DNUM_BAZBBZCABF 07:31

According to Fitch Ratings, the signing of the free trade agreement between Vietnam and the European Union (EU) will help Vietnam enjoy many long-term macroeconomic benefits.

The agreement will boost foreign investment, productivity and export value, strengthening growth potential and external accounts.

Chế biến thủy sản xuất khẩu. (Ảnh: Vũ Sinh/TTXVN)
Processing seafood for export. (Photo: Vu Sinh/VNA)

The EU-Vietnam trade agreement has been agreed after nearly three years of negotiations.

The agreement will eliminate virtually all tariff barriers over a 10-year transition period, with the majority of tariffs being eliminated upon entry into force.

The agreement also opens up many opportunities to receive investment from the EU in service sectors, including financial services.

Vietnam has benefited from external balances and relatively high real GDP growth rates. Vietnam’s average real GDP growth in 2010-2014 was 5.9% compared to the BB rating target of 4.5%.

Vietnam's current account surplus in 2014 was 4.5% of GDP compared to an average deficit of -1.3%.
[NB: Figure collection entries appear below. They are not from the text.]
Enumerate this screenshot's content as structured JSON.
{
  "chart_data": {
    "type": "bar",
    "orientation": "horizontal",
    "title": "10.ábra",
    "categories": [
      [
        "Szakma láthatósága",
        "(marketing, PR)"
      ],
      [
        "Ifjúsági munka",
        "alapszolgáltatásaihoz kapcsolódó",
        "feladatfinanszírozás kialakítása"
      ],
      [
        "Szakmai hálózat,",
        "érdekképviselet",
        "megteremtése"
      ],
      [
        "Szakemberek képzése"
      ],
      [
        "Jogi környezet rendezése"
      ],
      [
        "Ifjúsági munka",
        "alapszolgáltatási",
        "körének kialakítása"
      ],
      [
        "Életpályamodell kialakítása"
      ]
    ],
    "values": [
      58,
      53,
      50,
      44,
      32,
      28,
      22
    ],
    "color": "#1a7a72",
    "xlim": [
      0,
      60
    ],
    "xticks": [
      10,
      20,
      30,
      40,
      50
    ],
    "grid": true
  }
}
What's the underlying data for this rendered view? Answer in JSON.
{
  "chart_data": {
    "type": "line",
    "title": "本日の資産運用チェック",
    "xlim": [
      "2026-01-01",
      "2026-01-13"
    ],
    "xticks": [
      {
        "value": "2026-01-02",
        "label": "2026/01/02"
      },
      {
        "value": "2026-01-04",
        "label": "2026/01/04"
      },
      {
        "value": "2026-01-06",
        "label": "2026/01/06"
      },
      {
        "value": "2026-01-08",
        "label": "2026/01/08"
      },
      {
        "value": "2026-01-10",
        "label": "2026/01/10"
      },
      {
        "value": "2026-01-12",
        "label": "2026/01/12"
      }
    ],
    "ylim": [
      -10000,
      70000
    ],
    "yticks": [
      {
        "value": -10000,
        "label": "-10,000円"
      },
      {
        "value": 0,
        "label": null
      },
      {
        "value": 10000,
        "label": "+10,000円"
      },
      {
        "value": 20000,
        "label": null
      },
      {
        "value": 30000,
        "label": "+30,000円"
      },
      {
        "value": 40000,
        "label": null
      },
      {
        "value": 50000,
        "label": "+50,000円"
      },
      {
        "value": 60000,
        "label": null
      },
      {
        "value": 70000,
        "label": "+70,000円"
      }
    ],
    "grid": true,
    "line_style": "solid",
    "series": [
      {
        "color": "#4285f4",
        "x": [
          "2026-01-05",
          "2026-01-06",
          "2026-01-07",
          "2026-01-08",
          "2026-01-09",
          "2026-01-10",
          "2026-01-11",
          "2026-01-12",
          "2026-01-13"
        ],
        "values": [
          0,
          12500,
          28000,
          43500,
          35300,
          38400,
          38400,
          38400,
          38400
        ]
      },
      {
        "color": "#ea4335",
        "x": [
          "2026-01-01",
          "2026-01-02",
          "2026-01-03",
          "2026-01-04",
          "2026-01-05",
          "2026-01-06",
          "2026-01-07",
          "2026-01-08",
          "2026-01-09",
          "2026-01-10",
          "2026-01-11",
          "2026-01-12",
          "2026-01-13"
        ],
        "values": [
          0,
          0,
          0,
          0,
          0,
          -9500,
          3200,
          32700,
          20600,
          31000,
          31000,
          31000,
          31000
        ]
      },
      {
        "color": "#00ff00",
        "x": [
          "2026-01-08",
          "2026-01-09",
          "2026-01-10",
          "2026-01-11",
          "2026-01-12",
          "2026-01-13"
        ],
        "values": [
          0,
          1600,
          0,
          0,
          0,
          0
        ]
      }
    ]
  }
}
The external account was strengthened by strong and steady FDI inflows, with net FDI totaling 3.9% of GDP, equivalent to US$7.2 billion.

A stable and improving macroeconomic environment was an important factor in Vietnam achieving a BB- ​​rating in November 2014.

EU countries are Vietnam’s second largest trading partners after China. Vietnam’s export value to the EU reached 29.7 billion USD in 2014, an increase of about 15% compared to 2013.

The continued reduction of trade and investment tariff barriers will help Vietnam's export industry continue to grow and attract more FDI flows.

If the Trans-Pacific Partnership (TPP) Agreement between Vietnam and 11 participating countries is approved, Vietnam will complete free trade agreements with three of its four largest export markets.

Fitch expects Vietnam's macroeconomic stability and improving external accounts to continue to support the country's credit rating, while the positive factors affecting the rating will be vulnerable to rising public debt as well as potential liabilities from the banking sector.

Fitch predicts the state budget deficit will reach 6.5% of GDP this year before gradually falling./.